China is often seen to be this kind of a place, but we seem to overlook when it happens here, and yet we’re little better. Also like in China, journalists are now under threat from our government, for reporting the truth. So where are we much different? Has China really influenced us that much? It seems anything goes when there’s something to gain from it. What do our ‘leaders’ stand for? Whatever they like, so long as they’re in charge. Wake up Australia!
I watched 60 minutes tonight. Australia should be ashamed of our Police Force, our Judges and our so called justice system. I am appalled that any human can be treated worse than any animal. How can one ever move forward with so many scars. Makes me feel ill knowing it could happen to any one of us.
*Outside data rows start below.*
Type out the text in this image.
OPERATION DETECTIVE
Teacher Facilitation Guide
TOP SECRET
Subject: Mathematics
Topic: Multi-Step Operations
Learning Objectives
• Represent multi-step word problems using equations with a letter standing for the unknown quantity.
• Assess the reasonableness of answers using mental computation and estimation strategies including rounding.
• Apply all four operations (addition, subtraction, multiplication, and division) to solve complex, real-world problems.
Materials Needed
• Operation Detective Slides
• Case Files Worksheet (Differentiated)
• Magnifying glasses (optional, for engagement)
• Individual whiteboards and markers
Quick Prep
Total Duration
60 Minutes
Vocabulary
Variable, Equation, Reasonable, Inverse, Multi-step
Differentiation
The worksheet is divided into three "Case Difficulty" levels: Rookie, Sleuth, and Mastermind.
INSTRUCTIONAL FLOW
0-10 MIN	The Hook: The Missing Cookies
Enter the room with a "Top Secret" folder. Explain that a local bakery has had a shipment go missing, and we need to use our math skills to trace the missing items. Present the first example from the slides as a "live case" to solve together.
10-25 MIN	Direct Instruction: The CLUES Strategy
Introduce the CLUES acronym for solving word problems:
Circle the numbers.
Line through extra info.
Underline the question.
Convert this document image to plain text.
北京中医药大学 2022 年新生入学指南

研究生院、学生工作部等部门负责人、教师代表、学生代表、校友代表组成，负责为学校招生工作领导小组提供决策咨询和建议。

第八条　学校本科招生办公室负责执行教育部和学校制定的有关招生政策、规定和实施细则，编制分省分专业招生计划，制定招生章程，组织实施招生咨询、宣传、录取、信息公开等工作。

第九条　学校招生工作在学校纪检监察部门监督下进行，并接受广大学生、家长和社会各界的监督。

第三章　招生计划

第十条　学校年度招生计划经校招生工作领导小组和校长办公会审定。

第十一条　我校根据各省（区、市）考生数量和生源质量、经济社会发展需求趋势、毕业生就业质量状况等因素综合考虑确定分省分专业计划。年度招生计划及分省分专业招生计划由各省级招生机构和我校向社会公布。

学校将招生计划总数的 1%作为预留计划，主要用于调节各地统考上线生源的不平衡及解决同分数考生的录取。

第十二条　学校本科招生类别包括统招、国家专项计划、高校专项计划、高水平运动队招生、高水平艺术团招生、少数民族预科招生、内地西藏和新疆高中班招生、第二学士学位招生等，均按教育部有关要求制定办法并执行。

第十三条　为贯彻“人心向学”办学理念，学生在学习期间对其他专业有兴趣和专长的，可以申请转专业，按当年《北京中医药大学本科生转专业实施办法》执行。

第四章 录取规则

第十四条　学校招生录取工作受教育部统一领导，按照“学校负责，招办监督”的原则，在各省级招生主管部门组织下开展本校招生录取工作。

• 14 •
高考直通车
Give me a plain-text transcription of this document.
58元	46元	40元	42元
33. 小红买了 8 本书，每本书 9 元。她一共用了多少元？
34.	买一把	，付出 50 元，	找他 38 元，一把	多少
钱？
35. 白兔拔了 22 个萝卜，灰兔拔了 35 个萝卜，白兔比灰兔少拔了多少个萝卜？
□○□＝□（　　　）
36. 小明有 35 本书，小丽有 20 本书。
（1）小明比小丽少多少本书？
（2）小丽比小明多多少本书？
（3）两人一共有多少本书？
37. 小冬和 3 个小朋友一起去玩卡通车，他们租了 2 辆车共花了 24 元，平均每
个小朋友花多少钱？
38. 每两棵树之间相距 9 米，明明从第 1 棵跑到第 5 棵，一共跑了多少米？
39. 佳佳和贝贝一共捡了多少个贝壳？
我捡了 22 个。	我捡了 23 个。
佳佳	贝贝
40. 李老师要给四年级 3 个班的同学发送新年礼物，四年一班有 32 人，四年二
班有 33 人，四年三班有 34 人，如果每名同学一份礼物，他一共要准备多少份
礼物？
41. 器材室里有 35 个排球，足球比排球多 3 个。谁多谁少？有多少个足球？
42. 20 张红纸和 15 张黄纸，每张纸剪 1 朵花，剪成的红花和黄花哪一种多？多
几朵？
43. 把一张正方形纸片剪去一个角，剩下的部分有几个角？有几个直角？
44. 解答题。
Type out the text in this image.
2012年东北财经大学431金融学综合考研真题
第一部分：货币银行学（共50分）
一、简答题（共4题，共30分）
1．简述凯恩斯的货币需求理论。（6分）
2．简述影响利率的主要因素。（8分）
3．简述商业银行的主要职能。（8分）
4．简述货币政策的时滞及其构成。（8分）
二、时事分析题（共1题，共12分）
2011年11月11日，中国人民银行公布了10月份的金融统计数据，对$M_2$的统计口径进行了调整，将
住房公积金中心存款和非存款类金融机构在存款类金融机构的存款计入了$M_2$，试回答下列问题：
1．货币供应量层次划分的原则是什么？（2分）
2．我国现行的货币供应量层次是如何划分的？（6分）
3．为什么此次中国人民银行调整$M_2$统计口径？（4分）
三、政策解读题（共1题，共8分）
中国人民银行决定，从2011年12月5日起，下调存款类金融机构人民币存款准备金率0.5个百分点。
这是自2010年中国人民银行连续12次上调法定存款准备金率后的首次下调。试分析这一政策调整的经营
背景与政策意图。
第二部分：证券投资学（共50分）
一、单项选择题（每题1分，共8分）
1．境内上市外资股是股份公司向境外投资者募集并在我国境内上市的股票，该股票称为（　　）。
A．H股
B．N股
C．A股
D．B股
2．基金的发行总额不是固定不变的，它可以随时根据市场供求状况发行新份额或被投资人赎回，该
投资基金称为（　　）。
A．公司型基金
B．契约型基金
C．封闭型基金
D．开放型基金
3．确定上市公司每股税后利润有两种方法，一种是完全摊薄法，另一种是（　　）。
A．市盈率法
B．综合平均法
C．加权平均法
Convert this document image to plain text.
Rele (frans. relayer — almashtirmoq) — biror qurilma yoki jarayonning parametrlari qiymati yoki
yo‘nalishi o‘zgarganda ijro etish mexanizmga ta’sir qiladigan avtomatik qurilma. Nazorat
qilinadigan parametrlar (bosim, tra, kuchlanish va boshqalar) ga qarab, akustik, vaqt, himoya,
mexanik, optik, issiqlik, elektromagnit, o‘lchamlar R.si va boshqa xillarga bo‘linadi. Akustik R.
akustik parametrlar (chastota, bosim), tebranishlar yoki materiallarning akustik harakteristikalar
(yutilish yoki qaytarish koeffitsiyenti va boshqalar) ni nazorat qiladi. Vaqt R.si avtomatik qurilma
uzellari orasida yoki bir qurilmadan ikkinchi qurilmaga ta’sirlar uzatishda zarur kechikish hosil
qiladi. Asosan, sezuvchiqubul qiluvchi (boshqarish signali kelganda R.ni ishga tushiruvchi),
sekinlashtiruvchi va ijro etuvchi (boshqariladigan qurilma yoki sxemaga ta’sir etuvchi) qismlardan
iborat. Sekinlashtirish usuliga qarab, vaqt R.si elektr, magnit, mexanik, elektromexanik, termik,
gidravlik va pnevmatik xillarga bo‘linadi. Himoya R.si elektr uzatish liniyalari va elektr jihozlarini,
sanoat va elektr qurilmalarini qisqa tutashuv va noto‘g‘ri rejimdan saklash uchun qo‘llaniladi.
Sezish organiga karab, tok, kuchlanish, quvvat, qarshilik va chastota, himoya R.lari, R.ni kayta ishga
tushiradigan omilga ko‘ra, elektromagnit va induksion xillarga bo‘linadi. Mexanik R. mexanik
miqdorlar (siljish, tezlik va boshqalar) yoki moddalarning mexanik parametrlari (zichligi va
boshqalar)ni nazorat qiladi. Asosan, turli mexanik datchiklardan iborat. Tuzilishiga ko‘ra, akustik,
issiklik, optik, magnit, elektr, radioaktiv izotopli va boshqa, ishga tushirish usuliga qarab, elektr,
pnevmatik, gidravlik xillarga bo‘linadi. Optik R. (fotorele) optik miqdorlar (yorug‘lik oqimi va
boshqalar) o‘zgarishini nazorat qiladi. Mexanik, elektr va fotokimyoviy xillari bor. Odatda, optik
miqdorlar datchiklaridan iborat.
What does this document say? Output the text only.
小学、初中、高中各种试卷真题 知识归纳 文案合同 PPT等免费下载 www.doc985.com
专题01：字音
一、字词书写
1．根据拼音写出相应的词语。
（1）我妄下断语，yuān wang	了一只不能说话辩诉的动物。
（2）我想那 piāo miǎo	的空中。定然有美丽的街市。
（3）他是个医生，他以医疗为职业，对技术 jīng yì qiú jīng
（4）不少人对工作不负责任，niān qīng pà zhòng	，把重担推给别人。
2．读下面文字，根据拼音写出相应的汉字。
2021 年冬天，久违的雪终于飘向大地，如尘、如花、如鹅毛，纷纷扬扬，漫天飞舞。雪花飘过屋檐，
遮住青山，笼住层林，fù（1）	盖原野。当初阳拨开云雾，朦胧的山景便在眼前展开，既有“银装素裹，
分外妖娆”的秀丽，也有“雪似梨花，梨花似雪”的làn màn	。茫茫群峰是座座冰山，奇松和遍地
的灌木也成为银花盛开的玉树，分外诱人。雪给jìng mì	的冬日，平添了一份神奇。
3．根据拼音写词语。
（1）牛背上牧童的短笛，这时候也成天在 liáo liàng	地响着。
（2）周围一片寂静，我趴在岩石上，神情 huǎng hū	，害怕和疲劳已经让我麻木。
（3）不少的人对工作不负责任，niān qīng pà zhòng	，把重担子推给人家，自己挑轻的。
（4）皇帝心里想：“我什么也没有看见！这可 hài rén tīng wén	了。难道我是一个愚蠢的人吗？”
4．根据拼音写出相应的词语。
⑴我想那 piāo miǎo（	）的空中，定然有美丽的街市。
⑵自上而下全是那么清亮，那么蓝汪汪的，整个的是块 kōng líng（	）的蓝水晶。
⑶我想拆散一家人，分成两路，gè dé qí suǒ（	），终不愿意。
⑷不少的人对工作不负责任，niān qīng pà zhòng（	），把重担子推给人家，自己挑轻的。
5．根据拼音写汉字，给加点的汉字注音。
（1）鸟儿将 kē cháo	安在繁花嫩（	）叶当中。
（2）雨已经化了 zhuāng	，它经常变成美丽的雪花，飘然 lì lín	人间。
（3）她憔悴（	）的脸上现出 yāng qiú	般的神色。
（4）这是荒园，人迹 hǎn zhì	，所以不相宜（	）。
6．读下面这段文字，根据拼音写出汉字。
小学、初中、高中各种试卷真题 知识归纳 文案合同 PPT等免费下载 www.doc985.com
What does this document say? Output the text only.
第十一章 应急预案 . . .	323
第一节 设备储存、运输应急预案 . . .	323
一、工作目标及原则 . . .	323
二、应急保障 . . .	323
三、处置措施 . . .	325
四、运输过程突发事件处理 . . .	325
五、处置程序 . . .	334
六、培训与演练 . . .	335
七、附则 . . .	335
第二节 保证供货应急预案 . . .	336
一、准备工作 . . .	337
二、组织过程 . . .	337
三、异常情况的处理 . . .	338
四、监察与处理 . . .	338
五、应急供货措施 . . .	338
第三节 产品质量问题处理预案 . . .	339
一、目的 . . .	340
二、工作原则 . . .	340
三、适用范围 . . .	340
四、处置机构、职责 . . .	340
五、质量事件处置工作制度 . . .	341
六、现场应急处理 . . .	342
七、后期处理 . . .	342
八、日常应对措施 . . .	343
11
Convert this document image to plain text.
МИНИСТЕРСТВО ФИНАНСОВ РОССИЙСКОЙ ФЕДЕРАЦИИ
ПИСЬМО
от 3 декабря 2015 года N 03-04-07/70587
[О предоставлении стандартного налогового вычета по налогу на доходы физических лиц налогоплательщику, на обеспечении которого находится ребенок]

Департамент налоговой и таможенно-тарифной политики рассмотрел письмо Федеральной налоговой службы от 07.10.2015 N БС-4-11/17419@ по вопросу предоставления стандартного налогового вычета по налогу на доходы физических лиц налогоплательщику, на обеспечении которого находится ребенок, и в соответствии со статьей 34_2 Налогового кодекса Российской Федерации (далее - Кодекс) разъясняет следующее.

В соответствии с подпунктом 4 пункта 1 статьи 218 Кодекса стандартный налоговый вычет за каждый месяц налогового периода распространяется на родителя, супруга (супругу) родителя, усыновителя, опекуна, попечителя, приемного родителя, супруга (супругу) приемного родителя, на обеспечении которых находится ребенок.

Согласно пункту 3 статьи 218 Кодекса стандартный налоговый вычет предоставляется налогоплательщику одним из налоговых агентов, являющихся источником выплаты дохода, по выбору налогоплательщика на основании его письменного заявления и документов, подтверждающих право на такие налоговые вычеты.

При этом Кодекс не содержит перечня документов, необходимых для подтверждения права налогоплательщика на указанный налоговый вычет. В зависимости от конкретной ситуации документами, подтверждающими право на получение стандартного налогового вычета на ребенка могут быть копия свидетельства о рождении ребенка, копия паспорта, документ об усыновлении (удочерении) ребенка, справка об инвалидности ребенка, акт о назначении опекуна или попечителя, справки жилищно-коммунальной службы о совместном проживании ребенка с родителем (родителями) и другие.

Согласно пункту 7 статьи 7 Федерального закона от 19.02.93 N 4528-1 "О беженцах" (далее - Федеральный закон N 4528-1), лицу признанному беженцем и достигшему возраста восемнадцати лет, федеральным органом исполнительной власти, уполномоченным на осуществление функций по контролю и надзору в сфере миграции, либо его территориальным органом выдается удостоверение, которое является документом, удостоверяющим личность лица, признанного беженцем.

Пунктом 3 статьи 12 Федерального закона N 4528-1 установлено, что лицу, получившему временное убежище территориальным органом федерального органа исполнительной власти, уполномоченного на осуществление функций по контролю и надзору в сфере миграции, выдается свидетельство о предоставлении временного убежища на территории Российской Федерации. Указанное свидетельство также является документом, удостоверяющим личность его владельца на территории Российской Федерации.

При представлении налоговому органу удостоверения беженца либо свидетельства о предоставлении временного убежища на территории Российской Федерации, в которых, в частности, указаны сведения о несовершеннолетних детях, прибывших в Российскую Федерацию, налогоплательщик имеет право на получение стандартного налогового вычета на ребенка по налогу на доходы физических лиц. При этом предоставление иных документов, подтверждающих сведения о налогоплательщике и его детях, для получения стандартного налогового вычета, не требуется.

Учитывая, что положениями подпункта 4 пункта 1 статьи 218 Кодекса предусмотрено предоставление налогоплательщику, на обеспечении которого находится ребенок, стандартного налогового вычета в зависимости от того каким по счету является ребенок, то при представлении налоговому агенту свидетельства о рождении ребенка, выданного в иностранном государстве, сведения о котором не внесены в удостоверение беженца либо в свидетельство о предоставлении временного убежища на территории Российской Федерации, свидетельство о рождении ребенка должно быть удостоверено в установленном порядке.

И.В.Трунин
NOW IF ONLY WE CAN GET SUSAN FREE.
Comprehensive management of any police force is bound to be a most difficult task. The fact that officers are recruited from the ranks of the public means that they have to be chosen as the best possible material and then made into highly efficient workers.
There are always bound to be differences despite the training and competition for promotion must be steep. Any chosen for non-uniform roles bear the extra burden of needing to solve cases, to “get a result” as they used to say on The Bill.
Is it possible that the impasse in the Bob Chappell disappearance is because the situation has overwhelmed the team of detectives who conducted the investigation? If some or all of the detectives are privately convinced of Susan Neill-Fraser’s innocence then they must be numb with guilt and are not sure what to do next.
One pointer in this direction is the public statement on Sixty Minutes by Meaghan Vass that she knew and would name the guilty party as she was a witness to the crime. There has been nothing but silence from the Tasmanian police since then whereas if it had been a spurious claim one would expect them to jump at the chance of exposing it.
A deafening silence indeed.
If some or all of the detectives are privately convinced of Susan Neill Frasers innocence – then speak up – loud and clear – you ruined a woman’s life – don’t be scared of the corrupt superiors – the drug industry’s control – do the right thing ! You swore an oath – obey that oath – else we will be waiting for YOU at the PEARLY GATES – don’t you worry about that my friends ! You will go DOWN !
I cannot leave it alone. I cannot ignore it. I have to reply, comment, say something.
Great work Andrew, you and all others that contribute give me hope.
Not necessarily for my personal case, but hope that justice will prevail as long as people like you are prepared to step up and fight. I would rather go down fighting than passively watch others suffer. I like to think I am connected to and part of a resistance of Sisters and Brothers, that we share the same values of human life and freedom and it gives me faith and purpose of existence.